From one point, Lisa Bombadetti's backyard looks idyllic.
Yep. If you look north in her Robin's Nest subdivision in Cedar Lake. But look south, and you will get an entirely different view.
North, you see greenery and trees. But look south and you get a well-purification station that has a kind of block of the charm of a federal prison.
"I don't have parties any more," said Rose, "It's too embarrassing."
She also has six grandchildren, which makes the presence of a barbed wire even more perturbing.
Rose and her her husband bought the house 10 years ago, but at that time, the station was covered in trees, some of which have been pulled out.
In February, the town added a fence around the station, which from one perspective is necessary but from another is annoying.
On one hand, the fence does discourage kids from messing with the station. On the other hand, it makes the place look like a prison.
And it may be in violation of a town ordinance, which reads that in a residential area "maximum height shall not exceed six feet."
According to the nurse during my last visit to the doctor, I was five feet and six inches tall. The fence way above my head by at least six inches.
But not only does the fence exceed the maximum height. There also is the problem of its construction.

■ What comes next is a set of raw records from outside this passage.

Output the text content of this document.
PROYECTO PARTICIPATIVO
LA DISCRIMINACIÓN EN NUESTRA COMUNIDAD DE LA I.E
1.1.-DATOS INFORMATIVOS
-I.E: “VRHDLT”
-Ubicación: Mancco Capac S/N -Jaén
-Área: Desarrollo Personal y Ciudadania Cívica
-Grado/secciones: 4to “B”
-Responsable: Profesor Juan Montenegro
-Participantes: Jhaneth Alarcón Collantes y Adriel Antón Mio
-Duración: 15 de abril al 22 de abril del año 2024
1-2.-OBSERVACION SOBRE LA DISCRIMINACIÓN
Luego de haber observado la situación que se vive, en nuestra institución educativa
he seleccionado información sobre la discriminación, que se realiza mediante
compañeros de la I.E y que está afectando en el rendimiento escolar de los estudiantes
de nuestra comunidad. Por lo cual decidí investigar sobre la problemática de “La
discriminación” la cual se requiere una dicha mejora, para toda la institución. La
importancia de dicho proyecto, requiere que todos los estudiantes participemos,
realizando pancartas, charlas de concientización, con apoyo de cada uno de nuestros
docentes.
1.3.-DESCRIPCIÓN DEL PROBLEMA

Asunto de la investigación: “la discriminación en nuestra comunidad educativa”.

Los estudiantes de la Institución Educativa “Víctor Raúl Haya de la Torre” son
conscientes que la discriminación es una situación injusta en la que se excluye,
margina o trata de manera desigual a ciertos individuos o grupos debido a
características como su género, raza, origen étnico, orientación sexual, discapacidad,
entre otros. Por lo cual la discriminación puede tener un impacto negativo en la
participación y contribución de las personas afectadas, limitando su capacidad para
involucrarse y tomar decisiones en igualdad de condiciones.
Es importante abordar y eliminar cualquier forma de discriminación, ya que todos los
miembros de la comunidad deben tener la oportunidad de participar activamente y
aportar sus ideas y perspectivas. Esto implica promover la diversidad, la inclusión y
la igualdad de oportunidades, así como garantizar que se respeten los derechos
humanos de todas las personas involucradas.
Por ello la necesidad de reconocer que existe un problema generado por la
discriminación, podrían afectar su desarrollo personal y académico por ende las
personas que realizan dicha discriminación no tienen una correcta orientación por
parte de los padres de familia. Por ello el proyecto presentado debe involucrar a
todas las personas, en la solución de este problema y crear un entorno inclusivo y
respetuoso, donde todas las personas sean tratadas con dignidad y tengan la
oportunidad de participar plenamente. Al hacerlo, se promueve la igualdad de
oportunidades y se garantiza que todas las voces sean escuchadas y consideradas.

It's a cyclone fence (which is OK in a backyard), but it is topped with the aforementioned barbed wire.
Cedar Lake town ordinance says residential fences should not be made out of hazardous material, such as barbed wire or electrically charged material.
An exception could be made in the name of "homeland security," but I don't see al-Quida terrorists targeting the Cedar Lake water supply.
Maybe they know something that I don't, though. You never know these days.
At any rate, the view from the house to the north is beautiful, and the view to the south is a little less so.
"Our value is ruined," Rose said. "It's garbage. It's got to be cut in half."
Town officials said all has been done according to law and within security guidelines.
And I have absolutely seen worse places to live by far. But that doesn't mean the town can't plant a few trees to cover up its back end.